Sensitivity Analysis of Overtime using Capacity Planning Levers
- December 13, 2018
- Posted by: RSIS
- Category: Management
International Journal of Research and Scientific Innovation (IJRSI) | Volume V, Issue XII, December 2018 | ISSN 2321–2705
Abstract—Demand, Throughput rate, Utilization and Overtime are pillars of Capacity planning. Overtime is a function of Demand, Throughput rate and Utilization. A firm’s objective is to determine the distribution of the Overtime risk estimate using the independent marginal distributions and dependency structure between the capacity levers. This additional operating cost can be managed using capacity levers and cross training efforts in order to help the firm manage labor expenses to meet seasonal demand patterns. If not managed efficiently it can lead to higher than expected costs.Unlike a manufacturing firm the capacity planning for a services firm would vary significantly. Throughput rate for a services firm would vary in parallel with the seasonal demand because of the high dependency on human effort, in high volume period associates complete more transactions in the given time while in a lean period the processing time for a transaction would increase leading to decline in throughput rate. Given this dependency among capacity levers the paper describes the application of t-copula as a joint density estimation technique to model the correlation among Demand, Throughput rate and Utilization. Data is hypothecated for illustration purpose and reflects the business case to model the dependency among capacity levers.

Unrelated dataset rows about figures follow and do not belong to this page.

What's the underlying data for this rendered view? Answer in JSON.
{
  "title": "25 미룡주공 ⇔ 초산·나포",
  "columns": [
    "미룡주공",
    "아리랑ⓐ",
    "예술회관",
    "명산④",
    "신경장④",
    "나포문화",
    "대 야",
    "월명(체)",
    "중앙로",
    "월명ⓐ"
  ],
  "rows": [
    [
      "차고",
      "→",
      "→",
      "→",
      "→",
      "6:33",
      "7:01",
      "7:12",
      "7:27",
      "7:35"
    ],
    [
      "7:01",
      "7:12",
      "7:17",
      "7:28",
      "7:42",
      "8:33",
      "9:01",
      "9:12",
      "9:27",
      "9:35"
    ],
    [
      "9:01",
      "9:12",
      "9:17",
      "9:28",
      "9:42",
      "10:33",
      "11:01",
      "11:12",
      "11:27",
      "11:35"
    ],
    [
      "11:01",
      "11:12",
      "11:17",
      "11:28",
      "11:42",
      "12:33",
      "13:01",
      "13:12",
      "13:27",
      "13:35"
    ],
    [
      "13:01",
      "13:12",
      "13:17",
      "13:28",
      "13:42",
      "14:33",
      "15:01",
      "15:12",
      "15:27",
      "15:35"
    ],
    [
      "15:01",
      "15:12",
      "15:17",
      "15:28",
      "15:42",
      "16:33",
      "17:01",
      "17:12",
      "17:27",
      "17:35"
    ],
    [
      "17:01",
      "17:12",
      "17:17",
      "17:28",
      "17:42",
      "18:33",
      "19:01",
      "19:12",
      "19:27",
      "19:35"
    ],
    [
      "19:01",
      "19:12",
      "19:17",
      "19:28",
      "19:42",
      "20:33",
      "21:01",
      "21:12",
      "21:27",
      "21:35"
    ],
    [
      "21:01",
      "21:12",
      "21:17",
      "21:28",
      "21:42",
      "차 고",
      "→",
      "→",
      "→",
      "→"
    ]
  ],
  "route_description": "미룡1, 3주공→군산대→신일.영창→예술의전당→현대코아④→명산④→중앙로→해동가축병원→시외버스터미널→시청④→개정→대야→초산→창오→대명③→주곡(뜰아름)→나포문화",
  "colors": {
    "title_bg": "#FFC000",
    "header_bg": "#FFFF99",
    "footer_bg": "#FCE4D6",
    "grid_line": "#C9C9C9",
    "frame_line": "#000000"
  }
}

Keywords: Capacity planning, Copula, Overtime, Throughput rate, Utilization
Sensitivity analysis is the study of uncertainty in the dependent variable apportioned to uncertainty in the independent variables. Understanding the variability and predictability of Overtime hours becomes important in the Capacity planning domain. Demand, Throughput & Utilization are key pillars of Capacity planning that are used as levers to meet the incoming demand and thus to effectively manage the overtime cost.